Economic Factors May Squeeze Consumer Spending
In addition to all the direct threats to its business, Peloton is also facing challenging economic conditions. Rising interest rates and runaway inflation adds pricing pressure. However, if Peloton raises prices, it risks losing customers to cheaper alternatives. In addition, tough economic times like these can result in consumers tightening their spending in general as they look for ways to cut costs. Expensive exercise equipment and monthly app fees are liable to be on the chopping block for many.
Bottom Line on PTON Stock
I’m not saying that when all is said and done, Peloton won’t be able to turn things around. Anything is possible. Despite all the negatives surrounding the company, it still has many fans and a large base of users who are willing to pay a monthly subscription fee.
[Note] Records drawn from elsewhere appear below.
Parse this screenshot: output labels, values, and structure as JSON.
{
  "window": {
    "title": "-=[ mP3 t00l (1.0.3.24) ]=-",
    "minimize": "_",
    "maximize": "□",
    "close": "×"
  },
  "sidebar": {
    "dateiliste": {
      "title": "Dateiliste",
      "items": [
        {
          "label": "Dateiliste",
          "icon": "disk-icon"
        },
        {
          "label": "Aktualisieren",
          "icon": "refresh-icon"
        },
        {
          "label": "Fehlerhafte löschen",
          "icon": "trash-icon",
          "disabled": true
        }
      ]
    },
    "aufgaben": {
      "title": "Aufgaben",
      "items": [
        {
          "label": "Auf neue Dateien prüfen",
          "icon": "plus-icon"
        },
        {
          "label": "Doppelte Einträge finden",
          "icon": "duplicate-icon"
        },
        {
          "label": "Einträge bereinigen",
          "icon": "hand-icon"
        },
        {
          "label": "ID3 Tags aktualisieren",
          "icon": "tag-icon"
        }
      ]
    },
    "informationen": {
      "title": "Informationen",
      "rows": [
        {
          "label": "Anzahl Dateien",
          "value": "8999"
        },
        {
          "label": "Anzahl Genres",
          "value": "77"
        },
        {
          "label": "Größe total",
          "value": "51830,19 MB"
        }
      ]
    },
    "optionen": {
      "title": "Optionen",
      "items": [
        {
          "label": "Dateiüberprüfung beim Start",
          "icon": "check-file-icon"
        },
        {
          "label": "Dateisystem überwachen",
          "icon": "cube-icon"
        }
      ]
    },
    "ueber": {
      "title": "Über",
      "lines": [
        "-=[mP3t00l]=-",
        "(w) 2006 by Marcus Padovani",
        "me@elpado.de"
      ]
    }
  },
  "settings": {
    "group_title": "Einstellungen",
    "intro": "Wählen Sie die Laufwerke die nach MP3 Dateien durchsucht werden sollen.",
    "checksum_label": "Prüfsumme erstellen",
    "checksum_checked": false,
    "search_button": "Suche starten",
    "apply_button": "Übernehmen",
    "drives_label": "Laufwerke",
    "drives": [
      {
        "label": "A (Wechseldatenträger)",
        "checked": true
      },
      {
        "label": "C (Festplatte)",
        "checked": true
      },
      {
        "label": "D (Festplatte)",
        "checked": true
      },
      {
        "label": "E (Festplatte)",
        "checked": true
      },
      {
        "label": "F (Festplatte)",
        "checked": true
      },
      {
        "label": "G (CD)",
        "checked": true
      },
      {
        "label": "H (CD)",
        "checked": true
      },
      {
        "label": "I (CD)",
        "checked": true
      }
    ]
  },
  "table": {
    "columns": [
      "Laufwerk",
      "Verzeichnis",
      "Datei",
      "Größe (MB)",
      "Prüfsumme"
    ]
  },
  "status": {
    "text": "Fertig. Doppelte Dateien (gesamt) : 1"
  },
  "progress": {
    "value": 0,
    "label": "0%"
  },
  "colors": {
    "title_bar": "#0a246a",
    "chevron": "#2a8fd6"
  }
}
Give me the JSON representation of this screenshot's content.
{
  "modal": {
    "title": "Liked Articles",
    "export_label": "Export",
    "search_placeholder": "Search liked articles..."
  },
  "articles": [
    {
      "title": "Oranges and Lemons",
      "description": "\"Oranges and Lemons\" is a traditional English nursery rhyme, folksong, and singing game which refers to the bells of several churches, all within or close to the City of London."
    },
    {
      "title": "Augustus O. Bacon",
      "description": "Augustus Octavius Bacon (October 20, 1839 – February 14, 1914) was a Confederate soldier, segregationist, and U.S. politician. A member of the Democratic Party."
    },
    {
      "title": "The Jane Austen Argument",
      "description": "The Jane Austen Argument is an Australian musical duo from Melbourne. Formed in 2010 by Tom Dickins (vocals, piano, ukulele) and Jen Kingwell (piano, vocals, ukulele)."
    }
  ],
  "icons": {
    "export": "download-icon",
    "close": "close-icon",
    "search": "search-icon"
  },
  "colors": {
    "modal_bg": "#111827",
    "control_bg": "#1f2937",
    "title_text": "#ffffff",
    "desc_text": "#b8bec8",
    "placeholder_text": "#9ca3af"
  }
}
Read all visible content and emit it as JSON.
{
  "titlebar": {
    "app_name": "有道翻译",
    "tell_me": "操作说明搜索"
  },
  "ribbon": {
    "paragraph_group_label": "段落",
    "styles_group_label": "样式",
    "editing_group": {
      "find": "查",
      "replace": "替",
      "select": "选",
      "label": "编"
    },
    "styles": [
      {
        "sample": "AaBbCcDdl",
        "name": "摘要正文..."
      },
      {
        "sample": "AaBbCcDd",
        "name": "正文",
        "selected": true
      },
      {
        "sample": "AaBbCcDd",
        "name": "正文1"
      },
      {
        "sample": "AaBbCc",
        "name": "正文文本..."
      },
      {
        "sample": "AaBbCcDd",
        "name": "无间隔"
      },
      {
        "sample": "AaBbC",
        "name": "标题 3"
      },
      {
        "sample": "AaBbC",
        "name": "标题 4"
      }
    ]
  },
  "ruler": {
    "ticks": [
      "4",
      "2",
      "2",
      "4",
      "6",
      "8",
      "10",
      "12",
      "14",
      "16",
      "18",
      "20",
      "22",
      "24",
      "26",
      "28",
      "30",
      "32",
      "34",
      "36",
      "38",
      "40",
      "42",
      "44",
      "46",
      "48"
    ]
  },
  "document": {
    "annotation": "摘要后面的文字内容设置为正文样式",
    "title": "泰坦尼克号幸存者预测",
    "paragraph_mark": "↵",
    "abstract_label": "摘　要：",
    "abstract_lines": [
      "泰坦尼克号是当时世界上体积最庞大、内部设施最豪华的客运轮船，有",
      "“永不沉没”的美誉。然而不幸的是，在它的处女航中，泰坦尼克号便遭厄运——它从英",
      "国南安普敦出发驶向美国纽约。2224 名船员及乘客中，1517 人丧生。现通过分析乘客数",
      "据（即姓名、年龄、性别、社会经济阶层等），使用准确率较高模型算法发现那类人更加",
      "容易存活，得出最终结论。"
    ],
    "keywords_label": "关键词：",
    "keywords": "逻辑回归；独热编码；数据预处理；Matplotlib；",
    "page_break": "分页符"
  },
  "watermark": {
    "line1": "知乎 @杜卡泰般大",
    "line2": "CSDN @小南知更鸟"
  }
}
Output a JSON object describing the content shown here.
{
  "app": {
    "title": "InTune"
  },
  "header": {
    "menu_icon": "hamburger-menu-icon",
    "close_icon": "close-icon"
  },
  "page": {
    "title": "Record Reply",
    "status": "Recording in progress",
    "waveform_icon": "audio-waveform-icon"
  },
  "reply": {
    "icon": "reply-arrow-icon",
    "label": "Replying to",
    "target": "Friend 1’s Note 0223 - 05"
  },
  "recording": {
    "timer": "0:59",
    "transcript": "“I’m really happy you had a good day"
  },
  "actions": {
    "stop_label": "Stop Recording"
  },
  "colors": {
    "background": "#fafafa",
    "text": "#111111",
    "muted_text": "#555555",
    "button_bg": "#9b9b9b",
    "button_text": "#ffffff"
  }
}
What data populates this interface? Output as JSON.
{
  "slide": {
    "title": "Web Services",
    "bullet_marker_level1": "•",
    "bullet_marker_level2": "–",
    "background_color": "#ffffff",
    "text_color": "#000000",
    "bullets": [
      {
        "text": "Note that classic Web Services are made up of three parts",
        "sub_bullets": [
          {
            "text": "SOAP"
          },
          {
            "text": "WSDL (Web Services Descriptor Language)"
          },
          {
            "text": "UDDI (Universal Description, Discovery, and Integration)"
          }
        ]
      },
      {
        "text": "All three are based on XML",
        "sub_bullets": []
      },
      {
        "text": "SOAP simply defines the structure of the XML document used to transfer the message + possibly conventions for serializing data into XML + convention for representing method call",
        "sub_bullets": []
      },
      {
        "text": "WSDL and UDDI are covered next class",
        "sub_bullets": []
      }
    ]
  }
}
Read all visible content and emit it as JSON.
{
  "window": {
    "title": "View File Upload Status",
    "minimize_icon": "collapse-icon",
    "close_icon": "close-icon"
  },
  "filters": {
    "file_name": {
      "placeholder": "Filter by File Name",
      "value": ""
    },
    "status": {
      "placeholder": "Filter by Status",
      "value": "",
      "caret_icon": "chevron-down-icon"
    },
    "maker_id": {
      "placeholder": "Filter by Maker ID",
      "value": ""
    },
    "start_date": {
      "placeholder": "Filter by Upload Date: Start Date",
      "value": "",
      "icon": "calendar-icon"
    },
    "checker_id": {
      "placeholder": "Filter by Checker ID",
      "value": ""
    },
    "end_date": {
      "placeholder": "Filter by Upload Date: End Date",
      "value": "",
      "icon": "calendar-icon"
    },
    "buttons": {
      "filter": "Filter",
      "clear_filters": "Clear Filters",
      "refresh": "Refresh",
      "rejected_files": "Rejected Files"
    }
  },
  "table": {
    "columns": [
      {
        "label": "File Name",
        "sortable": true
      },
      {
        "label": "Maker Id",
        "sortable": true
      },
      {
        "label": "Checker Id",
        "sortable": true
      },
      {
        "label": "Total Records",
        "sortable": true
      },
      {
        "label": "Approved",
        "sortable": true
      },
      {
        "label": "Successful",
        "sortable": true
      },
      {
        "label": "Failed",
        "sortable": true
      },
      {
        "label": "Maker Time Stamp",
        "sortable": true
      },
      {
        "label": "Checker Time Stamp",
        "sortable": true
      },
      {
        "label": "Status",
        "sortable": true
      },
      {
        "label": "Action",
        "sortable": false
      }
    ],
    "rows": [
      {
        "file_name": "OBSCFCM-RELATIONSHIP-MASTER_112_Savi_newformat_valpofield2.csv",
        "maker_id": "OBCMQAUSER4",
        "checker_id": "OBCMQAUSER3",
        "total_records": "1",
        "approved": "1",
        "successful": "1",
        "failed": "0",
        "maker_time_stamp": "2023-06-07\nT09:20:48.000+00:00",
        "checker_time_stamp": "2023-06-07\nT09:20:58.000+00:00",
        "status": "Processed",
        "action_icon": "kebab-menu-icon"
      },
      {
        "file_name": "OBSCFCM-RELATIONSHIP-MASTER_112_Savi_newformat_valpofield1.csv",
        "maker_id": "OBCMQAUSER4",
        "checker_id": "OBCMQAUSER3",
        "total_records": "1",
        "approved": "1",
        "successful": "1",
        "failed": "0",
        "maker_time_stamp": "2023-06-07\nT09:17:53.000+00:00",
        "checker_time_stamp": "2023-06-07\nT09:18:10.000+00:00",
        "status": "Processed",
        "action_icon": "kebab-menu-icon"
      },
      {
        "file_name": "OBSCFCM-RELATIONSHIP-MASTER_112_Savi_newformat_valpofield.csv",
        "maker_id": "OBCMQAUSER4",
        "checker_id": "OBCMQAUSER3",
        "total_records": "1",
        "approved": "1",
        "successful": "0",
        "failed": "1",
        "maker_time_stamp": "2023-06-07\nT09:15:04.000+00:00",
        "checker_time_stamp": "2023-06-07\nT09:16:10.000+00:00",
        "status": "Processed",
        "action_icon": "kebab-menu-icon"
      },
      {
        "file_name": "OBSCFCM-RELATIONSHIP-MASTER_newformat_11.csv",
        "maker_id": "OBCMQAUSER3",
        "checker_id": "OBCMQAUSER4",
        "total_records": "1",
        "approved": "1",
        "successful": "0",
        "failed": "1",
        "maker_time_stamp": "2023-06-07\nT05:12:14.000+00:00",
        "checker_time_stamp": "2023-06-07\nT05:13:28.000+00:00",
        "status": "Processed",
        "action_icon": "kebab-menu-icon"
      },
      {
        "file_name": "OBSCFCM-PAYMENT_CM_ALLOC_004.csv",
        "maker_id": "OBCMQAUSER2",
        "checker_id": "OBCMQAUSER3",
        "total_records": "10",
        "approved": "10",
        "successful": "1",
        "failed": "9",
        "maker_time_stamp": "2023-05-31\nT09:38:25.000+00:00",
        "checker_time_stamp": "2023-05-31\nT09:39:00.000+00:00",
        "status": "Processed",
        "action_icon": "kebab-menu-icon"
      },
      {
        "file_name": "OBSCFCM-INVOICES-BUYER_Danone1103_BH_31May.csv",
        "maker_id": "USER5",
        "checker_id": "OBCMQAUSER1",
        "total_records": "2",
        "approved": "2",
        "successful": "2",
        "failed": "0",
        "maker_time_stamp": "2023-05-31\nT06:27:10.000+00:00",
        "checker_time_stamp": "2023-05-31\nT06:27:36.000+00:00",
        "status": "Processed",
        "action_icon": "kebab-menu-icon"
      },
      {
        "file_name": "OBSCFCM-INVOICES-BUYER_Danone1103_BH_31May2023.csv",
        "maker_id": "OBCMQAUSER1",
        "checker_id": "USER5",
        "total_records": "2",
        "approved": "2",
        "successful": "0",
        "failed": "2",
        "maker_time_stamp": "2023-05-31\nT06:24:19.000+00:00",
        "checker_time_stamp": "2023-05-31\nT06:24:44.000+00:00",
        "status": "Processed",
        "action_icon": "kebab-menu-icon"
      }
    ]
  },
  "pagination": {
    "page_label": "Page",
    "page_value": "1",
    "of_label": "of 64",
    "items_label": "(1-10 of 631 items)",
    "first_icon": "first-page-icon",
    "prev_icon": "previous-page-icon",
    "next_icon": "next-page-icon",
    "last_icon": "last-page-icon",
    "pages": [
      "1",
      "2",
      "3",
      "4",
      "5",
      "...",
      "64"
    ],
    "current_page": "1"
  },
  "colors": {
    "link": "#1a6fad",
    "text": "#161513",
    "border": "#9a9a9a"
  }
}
That being said, I do not share the optimism of some analysts — certainly not those who are projecting 50% upside for PTON stock. Despite its encouraging week, PTON stock remains down 22% in 2022. Over the past 12 months, it has dropped by 75%. The company faces an uphill battle with fierce competition, a resurgent gym industry and economic storm clouds. PTON stock may have rallied last week, but it still scores lowly “F” rating across the board in Portfolio Grader. That’s an “F” for its fundamental grade, an “F” for its quantitative grade and an “F” total grade.
I said it in February, and I’ll say it again now. PTON stock has no place in your growth portfolio.
On the date of publication, neither Louis Navellier nor the InvestorPlace Research Staff member primarily responsible for this article held (either directly or indirectly) any positions in the securities mentioned in this article.